I think this week I finally experienced true culture shock for the first time. I had never really understood what culture shock is. When I asked some people here, they said it resembles immense frustration towards the host culture. But I never understand what separated mere frustration from "culture shock". I think this week I got my answer, and it involves the need to almost continuously cuss out Russia and all its citizens under my breath and around the clock with immense vigor. I don't know if this was just a bad week or if it just takes this long to get that fed up, but I was very angry several times recently. Not nearly enough to want to leave, but enough to want to severely beat every single person who taunted me for speaking English on the street with friends or laughed at my Russian. Maybe culture shock just means when you can't take it anymore and clumsily begin to hate countries at large for these trivial experiences. When you find yourself saying "Oh my God Russia, just go kill yourself", etc., it means something. Especially when, up until that point, you spent years of your life dedicated to Russia, its people and its language.
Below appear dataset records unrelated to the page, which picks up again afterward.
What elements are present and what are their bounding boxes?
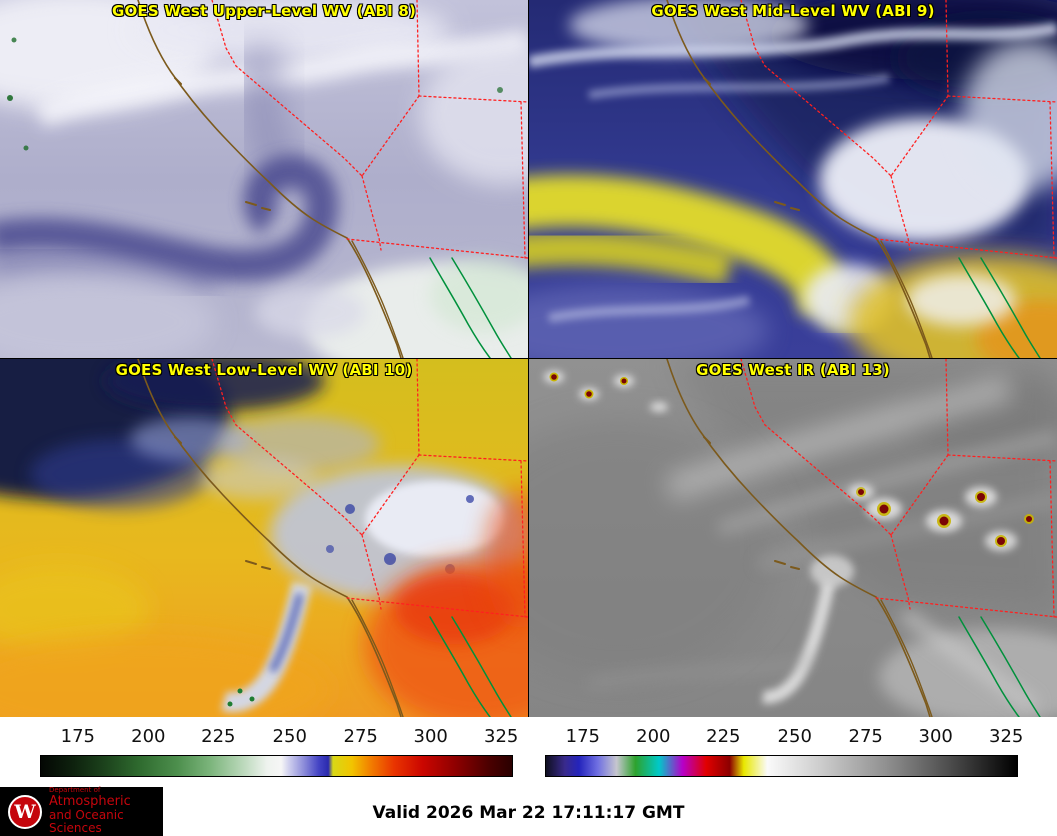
logo-dept-line: Department of [49,786,101,795]
panel-upper-level-wv: GOES West Upper-Level WV (ABI 8) [0,0,528,358]
panel-title-abi9: GOES West Mid-Level WV (ABI 9) [651,2,935,20]
uw-aos-logo: W Department of Atmospheric and Oceanic … [0,787,163,836]
tick-label: 275 [848,726,883,747]
tick-label: 250 [272,726,307,747]
tick-label: 300 [918,726,953,747]
tick-label: 225 [706,726,741,747]
storm-speckles [848,484,1034,551]
tick-label: 175 [565,726,601,747]
panel-title-abi8: GOES West Upper-Level WV (ABI 8) [111,2,417,20]
panel-title-abi13: GOES West IR (ABI 13) [696,361,890,379]
panel-low-level-wv: GOES West Low-Level WV (ABI 10) [0,359,528,717]
tick-label: 325 [988,726,1024,747]
wv-colorbar-gradient [40,755,513,777]
satellite-image-abi13 [529,359,1057,717]
satellite-image-abi10 [0,359,528,717]
satellite-image-abi9 [529,0,1057,358]
satellite-image-abi8 [0,0,528,358]
tick-label: 200 [131,726,166,747]
tick-label: 200 [636,726,671,747]
panel-title-abi10: GOES West Low-Level WV (ABI 10) [115,361,413,379]
valid-time-label: Valid 2026 Mar 22 17:11:17 GMT [372,803,685,823]
logo-text: Department of Atmospheric and Oceanic Sc… [49,786,155,836]
tick-label: 225 [201,726,236,747]
tick-label: 175 [60,726,96,747]
wv-colorbar: 175 200 225 250 275 300 325 [0,717,528,785]
colorbar-section: 175 200 225 250 275 300 325 175 200 225 … [0,717,1057,785]
uw-crest-icon: W [8,794,42,829]
ir-colorbar: 175 200 225 250 275 300 325 [529,717,1057,785]
tick-label: 325 [483,726,519,747]
tick-label: 300 [413,726,448,747]
footer: W Department of Atmospheric and Oceanic … [0,785,1057,836]
logo-name-line1: Atmospheric [49,794,131,809]
logo-name-line2: and Oceanic Sciences [49,808,124,836]
ir-colorbar-gradient [545,755,1018,777]
panel-grid: GOES West Upper-Level WV (ABI 8) [0,0,1057,717]
tick-label: 250 [777,726,812,747]
ocean-speckles [544,371,668,412]
panel-ir: GOES West IR (ABI 13) [529,359,1057,717]
wv-colorbar-ticks: 175 200 225 250 275 300 325 [40,723,519,747]
tick-label: 275 [343,726,378,747]
panel-mid-level-wv: GOES West Mid-Level WV (ABI 9) [529,0,1057,358]
ir-colorbar-ticks: 175 200 225 250 275 300 325 [545,723,1024,747]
And of course I still am in love with Russia, supposedly this feeling is normal and obviously temporary. Russia is a difficult enough country to live in but, when you can't really speak Russian, it's just that much harder. I took a large van home yesterday instead of the normal bus/trolleybus, which I've done many times before, but when I left the driver honked at me and started yelling. I had no idea why, I had paid as soon as I got on the van. But I couldn't make out what he was yelling at me, so I said I didn't understand him. And he, almost disgusted, just quietly told me to close the door and drove off. Really that's not a big deal, and usually I wouldn't care much, but after several such experiences all occuring within a short time period, it just can get to you. It's bad enough the driver was surly and accusatory, but the fact that I couldn't defend myself turns it into something else, and that feeling of helplessness, vulnerability and weakness is difficult for me to get used to. By far the most difficult part of studying this language, the times when I feel most frustrated, is not the lack of vocabulary or the complexity of the grammar, but just... that feeling when you don't understand another human being and you want to so badly.

Some weeks are better than others, but usually it goes day by day. No question I'm happy I've been here and I want to be here for a long time. There's no more worthwhile challenge, for me at least. Russia can ultimately be depressing as hell but it makes me happy.